1. Whether the indigent's claims seem likely to be of substance;
2. Whether the indigent is able to investigate the crucial facts concerning his claim;
3. Whether conflicting evidence implicating the need for crossexamination will be the major proof presented to the fact finder;
4. Whether the legal issues involved are complex; and
5. Whether there are any special reasons why appointment of counsel would be more likely to lead to a just determination.

Hendricks v. Coughlin, 114 F.3d 390, 392 (2d Cir. 1997); see also Hodge v. Police Officers, 802 F.2d 58 (2d Cir. 1986).

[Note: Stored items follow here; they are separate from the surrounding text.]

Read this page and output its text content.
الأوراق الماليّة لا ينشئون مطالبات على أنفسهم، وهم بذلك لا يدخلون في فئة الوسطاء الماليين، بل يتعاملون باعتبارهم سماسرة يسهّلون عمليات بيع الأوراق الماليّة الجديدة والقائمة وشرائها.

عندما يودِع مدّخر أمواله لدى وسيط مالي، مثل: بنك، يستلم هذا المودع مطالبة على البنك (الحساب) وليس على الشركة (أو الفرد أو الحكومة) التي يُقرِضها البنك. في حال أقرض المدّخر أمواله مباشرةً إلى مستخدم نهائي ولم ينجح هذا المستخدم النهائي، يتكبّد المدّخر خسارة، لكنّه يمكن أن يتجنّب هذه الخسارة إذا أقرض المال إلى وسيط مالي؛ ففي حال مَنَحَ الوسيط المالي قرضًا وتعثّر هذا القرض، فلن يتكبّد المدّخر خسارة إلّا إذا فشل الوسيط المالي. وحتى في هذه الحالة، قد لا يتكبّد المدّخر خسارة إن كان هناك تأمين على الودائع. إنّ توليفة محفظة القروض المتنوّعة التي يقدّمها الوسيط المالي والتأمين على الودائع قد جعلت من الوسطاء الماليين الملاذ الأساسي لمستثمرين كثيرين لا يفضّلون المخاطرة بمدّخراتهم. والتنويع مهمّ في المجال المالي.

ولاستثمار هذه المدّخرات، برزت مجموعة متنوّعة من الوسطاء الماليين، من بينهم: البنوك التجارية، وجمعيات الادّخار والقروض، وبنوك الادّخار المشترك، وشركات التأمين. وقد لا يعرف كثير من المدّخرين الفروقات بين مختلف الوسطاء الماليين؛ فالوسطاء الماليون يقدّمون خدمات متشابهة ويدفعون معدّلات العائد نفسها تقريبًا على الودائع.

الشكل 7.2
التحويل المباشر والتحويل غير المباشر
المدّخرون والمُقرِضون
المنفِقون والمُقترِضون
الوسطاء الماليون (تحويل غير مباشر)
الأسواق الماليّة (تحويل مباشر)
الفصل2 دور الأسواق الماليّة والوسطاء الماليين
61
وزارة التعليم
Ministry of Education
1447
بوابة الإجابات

The Court must consider the issue of appointment carefully, of course, because "volunteer lawyer time is a precious commodity." Cooper v. A. Sargenti Co. Inc., 877 F.2d 170, 172 (2d Cir. 1989). Therefore, the Court must not allocate pro bono resources "arbitrarily, or on the basis of the aggressiveness and tenacity of the claimant, " but should instead distribute this resource "with reference to public benefit." Id. Moreover, the Court must consider the "likelihood of merit" of the underlying dispute, Hendricks, 114 F.3d at 392; Cooper, 877 F.2d at 174, and "even though a claim may not be characterized as frivolous, counsel should not be appointed in a case where the merits of the... claim are thin and his chances of prevailing are therefore poor." Carmona v. United States Bureau of Prisons, 243 F.3d 629, 632 (2d Cir. 2001) (denying counsel on appeal where petitioner's appeal was not frivolous but nevertheless appeared to have little merit).

This action is in its early stages. In fact, this Court has separately granted plaintiff leave to file a motion to amend the complaint by March 31, 2014. Discovery has not even commenced and it is therefore difficult to assess the merits of plaintiff's claim or the public benefit which could be achieved by the appointment of counsel. Accordingly, plaintiff has not established that the appointment of counsel is warranted at this time under the factors set forth above. It is the plaintiff's responsibility to retain an attorney or press forward with this lawsuit pro se. 28 U.S.C. § 1654.